In your recent write up on Tax on Gifts you have not clarified fully when the basic exemption for gifts from non-relatives which was Rs 25,000 has been now raised to Rs 50,000. Please clarify the latest position since I am planning to receive such gifts amounting to Rs 1 lakh during the current year

-- Inder Chand Adukia, Jaipur

The limit of basic amount free from tax in respect of gifts from non-relatives has undergone a change.
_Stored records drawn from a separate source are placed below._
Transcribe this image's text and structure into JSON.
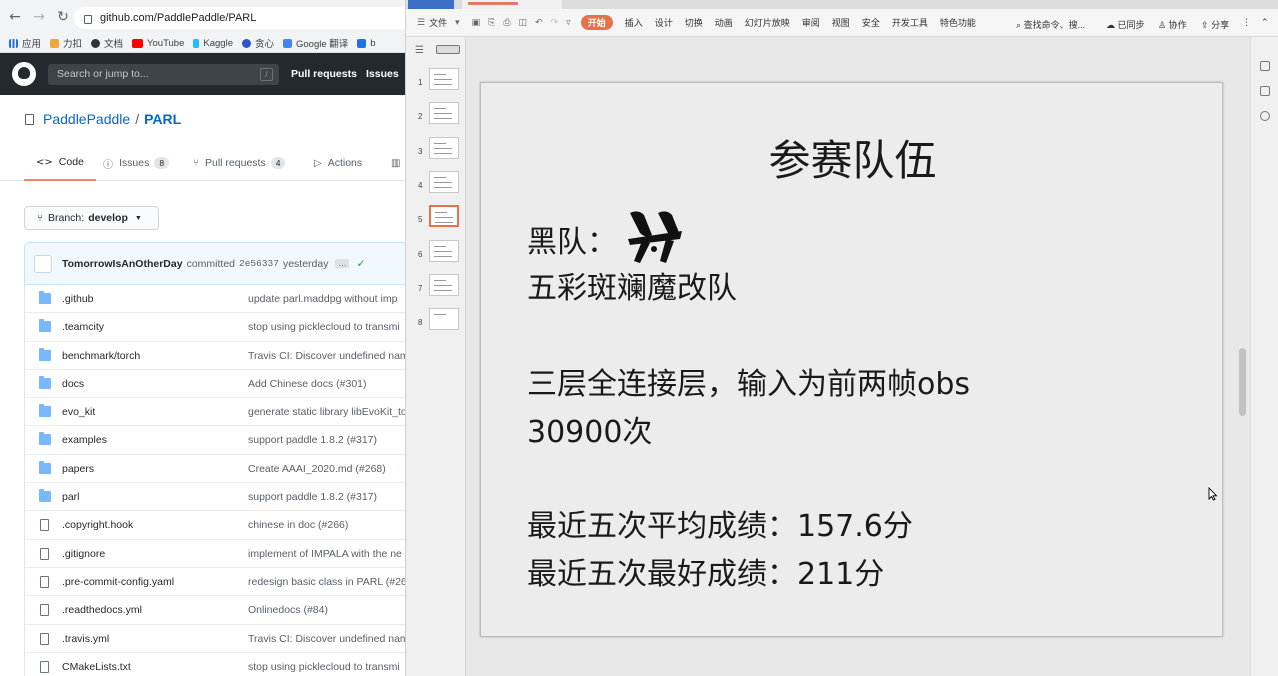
{
  "browser": {
    "url": "github.com/PaddlePaddle/PARL",
    "bookmarks": [
      "应用",
      "力扣",
      "文档",
      "YouTube",
      "Kaggle",
      "贪心",
      "Google 翻译",
      "b"
    ],
    "search_placeholder": "Search or jump to...",
    "search_key": "/",
    "nav_links": [
      "Pull requests",
      "Issues"
    ],
    "repo_owner": "PaddlePaddle",
    "repo_name": "PARL",
    "tabs": [
      {
        "label": "Code",
        "count": ""
      },
      {
        "label": "Issues",
        "count": "8"
      },
      {
        "label": "Pull requests",
        "count": "4"
      },
      {
        "label": "Actions",
        "count": ""
      }
    ],
    "branch_label": "Branch:",
    "branch_name": "develop",
    "commit": {
      "author": "TomorrowIsAnOtherDay",
      "verb": "committed",
      "sha": "2e56337",
      "when": "yesterday",
      "dots": "…"
    },
    "files": [
      {
        "name": ".github",
        "type": "dir",
        "msg": "update parl.maddpg without imp"
      },
      {
        "name": ".teamcity",
        "type": "dir",
        "msg": "stop using picklecloud to transmi"
      },
      {
        "name": "benchmark/torch",
        "type": "dir",
        "msg": "Travis CI: Discover undefined nam"
      },
      {
        "name": "docs",
        "type": "dir",
        "msg": "Add Chinese docs (#301)"
      },
      {
        "name": "evo_kit",
        "type": "dir",
        "msg": "generate static library libEvoKit_to"
      },
      {
        "name": "examples",
        "type": "dir",
        "msg": "support paddle 1.8.2 (#317)"
      },
      {
        "name": "papers",
        "type": "dir",
        "msg": "Create AAAI_2020.md (#268)"
      },
      {
        "name": "parl",
        "type": "dir",
        "msg": "support paddle 1.8.2 (#317)"
      },
      {
        "name": ".copyright.hook",
        "type": "file",
        "msg": "chinese in doc (#266)"
      },
      {
        "name": ".gitignore",
        "type": "file",
        "msg": "implement of IMPALA with the ne"
      },
      {
        "name": ".pre-commit-config.yaml",
        "type": "file",
        "msg": "redesign basic class in PARL (#26)"
      },
      {
        "name": ".readthedocs.yml",
        "type": "file",
        "msg": "Onlinedocs (#84)"
      },
      {
        "name": ".travis.yml",
        "type": "file",
        "msg": "Travis CI: Discover undefined nam"
      },
      {
        "name": "CMakeLists.txt",
        "type": "file",
        "msg": "stop using picklecloud to transmi"
      }
    ]
  },
  "wps": {
    "menu": {
      "file": "文件",
      "start": "开始",
      "items": [
        "插入",
        "设计",
        "切换",
        "动画",
        "幻灯片放映",
        "审阅",
        "视图",
        "安全",
        "开发工具",
        "特色功能"
      ],
      "search": "查找命令、搜...",
      "sync": "已同步",
      "collab": "协作",
      "share": "分享"
    },
    "thumb_numbers": [
      "1",
      "2",
      "3",
      "4",
      "5",
      "6",
      "7",
      "8"
    ],
    "active_slide": 5,
    "slide": {
      "title": "参赛队伍",
      "team_label": "黑队：",
      "team_name": "五彩斑斓魔改队",
      "network": "三层全连接层，输入为前两帧obs",
      "episodes": "30900次",
      "avg_score": "最近五次平均成绩：157.6分",
      "best_score": "最近五次最好成绩：211分"
    }
  },
  "colors": {
    "gh_header": "#24292e",
    "gh_link": "#0366d6",
    "wps_accent": "#e8714a",
    "slide_bg": "#ececec"
  }
}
For such gifts made between October 1, 2004 to  March 31, 2006, it was Rs 25,000 and those after 1.4.2006 it is Rs 50,000 per year.

While raising the limit from Rs 25,000 in section 56(2)(v) to Rs 50,000 in section 56(2)(vi), a subtle change in the language of the provision has been made by the Taxation Laws (Amendment) Act, 2006 which has the effect of making the entire amount of the gift(s) chargeable to tax once it exceeds Rs 50,000. In other words, there is now   no exemption if the amount of gifts crosses Rs 50,000.

Section 56(2)(v), effective till March 31, 2006, was: "where any sum of money exceeding twenty-five thousand rupees is received without consideration by an individual or a Hindu undivided family from any person on or after the 1st day of September, 2004 [but before the 1st day of April, 2006], the whole of such sum" However, the language of new clause in 56(2)(vi) is: "where any sum of money, the aggregate value of which exceeds fifty thousand rupees, is received without consideration, by an individual or a Hindu undivided family, in any previous year from any person or persons on or after the 1st day of April, 2006, the whole of the aggregate value of such sum".

The earlier clause had the unintended effect of making all individual separate gifts up to Rs 25,000 (even if the aggregate amount exceeded even Rs 1 lakh) non chargeable to tax. Now, this is not possible.